The ode by Horace that I discussed in my previous post contains an image of a tempestuous Tyrrhenian Sea in winter.  In Derek Mahon's translation of the ode, the winter is described as one that "flings the high Tyrrhenian waves on the stone piers."  Louis MacNeice uses similar imagery in his translation:  the winter "on the ramparts of rock is exhausting the battering waves."

Something about the wind-tossed Tyrrhenian waves pounding the shore seemed vaguely familiar.  At my age, these inklings sometimes remain inchoate.  However, if I wait patiently, what I am looking for may arrive unexpectedly.  I eventually remembered the following poem by W. H. Auden.

                                Richard Eurich, "Marine Harvest" (1949)

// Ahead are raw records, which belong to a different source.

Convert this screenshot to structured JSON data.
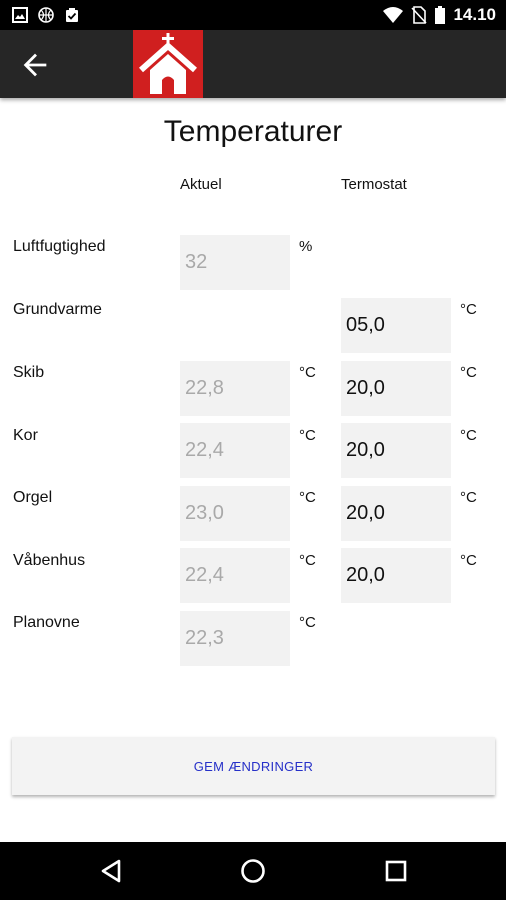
{
  "status_bar": {
    "time": "14.10"
  },
  "title": "Temperaturer",
  "columns": {
    "actual": "Aktuel",
    "thermostat": "Termostat"
  },
  "rows": [
    {
      "label": "Luftfugtighed",
      "actual": "32",
      "actual_unit": "%",
      "thermostat": null,
      "thermostat_unit": null
    },
    {
      "label": "Grundvarme",
      "actual": null,
      "actual_unit": null,
      "thermostat": "05,0",
      "thermostat_unit": "°C"
    },
    {
      "label": "Skib",
      "actual": "22,8",
      "actual_unit": "°C",
      "thermostat": "20,0",
      "thermostat_unit": "°C"
    },
    {
      "label": "Kor",
      "actual": "22,4",
      "actual_unit": "°C",
      "thermostat": "20,0",
      "thermostat_unit": "°C"
    },
    {
      "label": "Orgel",
      "actual": "23,0",
      "actual_unit": "°C",
      "thermostat": "20,0",
      "thermostat_unit": "°C"
    },
    {
      "label": "Våbenhus",
      "actual": "22,4",
      "actual_unit": "°C",
      "thermostat": "20,0",
      "thermostat_unit": "°C"
    },
    {
      "label": "Planovne",
      "actual": "22,3",
      "actual_unit": "°C",
      "thermostat": null,
      "thermostat_unit": null
    }
  ],
  "save_button": {
    "label": "GEM ÆNDRINGER"
  },
  "colors": {
    "logo_red": "#d01f1f",
    "appbar": "#262626",
    "button_text": "#2630c8"
  },
  "icons": {
    "status_left": [
      "image-icon",
      "basketball-icon",
      "clipboard-check-icon"
    ],
    "status_right": [
      "wifi-icon",
      "no-sim-icon",
      "battery-icon"
    ],
    "appbar": [
      "back-arrow-icon",
      "church-logo-icon"
    ],
    "navbar": [
      "back-triangle-icon",
      "home-circle-icon",
      "recents-square-icon"
    ]
  }
}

            The Fall of Rome

The piers are pummelled by the waves;
In a lonely field the rain
Lashes an abandoned train;
Outlaws fill the mountain caves.

Fantastic grow the evening gowns;
Agents of the Fisc pursue
Absconding tax-defaulters through
The sewers of provincial towns.

Private rites of magic send
The temple prostitutes to sleep;
All the literati keep
An imaginary friend.

Cerebrotonic Cato may
Extol the Ancient Disciplines,
But the muscle-bound Marines
Mutiny for food and pay.

Caesar's double-bed is warm
As an unimportant clerk
On a pink official form.

Unendowed with wealth or pity,
Little birds with scarlet legs,
Sitting on their speckled eggs,
Eye each flu-infected city.

Altogether elsewhere, vast
Herds of reindeer move across
Miles and miles of golden moss,
Silently and very fast.

W. H. Auden, Nones (1951).  Auden wrote the poem in 1947.

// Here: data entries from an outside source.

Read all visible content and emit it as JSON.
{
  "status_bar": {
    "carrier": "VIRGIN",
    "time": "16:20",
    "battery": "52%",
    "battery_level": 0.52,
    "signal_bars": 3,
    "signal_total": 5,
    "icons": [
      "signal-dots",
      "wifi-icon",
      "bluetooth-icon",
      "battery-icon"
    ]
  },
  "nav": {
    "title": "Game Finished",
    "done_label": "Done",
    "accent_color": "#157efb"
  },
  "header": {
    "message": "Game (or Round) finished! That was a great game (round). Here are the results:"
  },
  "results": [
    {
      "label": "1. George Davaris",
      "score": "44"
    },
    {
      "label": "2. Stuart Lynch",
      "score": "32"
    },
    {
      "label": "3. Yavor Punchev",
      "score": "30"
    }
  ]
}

I'm afraid that I have no arcane or profound parallels of any sort to draw between Auden and Horace.  I was only thinking of the waves of the Tyrrhenian Sea ("mare Tyrrhenum") crashing upon piers in winter.

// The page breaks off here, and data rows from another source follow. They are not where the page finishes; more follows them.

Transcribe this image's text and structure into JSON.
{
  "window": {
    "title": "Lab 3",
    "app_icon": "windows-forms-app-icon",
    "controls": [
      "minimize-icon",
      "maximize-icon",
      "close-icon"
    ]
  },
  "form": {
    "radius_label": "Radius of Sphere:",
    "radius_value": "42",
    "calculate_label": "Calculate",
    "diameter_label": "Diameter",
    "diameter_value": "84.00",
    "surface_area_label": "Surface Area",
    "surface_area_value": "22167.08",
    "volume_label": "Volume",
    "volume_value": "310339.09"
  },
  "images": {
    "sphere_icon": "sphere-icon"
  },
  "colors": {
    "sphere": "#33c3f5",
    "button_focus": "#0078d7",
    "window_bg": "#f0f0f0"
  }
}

                       Richard Eurich, "Coast Scene with a Rainbow" (1952)


Eric Thomson said...

As a translation of Horace's 'debilitat', Mahon's 'fling' is wide of the mark, not that it makes his version any the less forceful, but it does force the original. For Horace, it's the sea rather than the piers (which are not even that - 'oppositis pumicibus') that receives the pummelling, worn out by a surf(eit) of wearing away at stone barricades in winter. 
For the late Auden, Horace was the 'adroitest of makers'. By an odd coincidence, I went in search of him yesterday on the Esquiline, in the Auditorium of Maecenas ('chiuso' but fortunately I'd been before) Tomorrow we'll be flying over the Tyrrhenian Sea, unpummelled I hope. The Romans had no such luck.

Stephen Pentz said...

Eric Thomson: it's good to hear from you again.

I appreciate your pointing out the distinction between Horace and Mahon's version of Horace -- perhaps Mahon had Auden in the back of his mind!

I hope that your journey over mare Tyrrhenum went well. Happy New Year.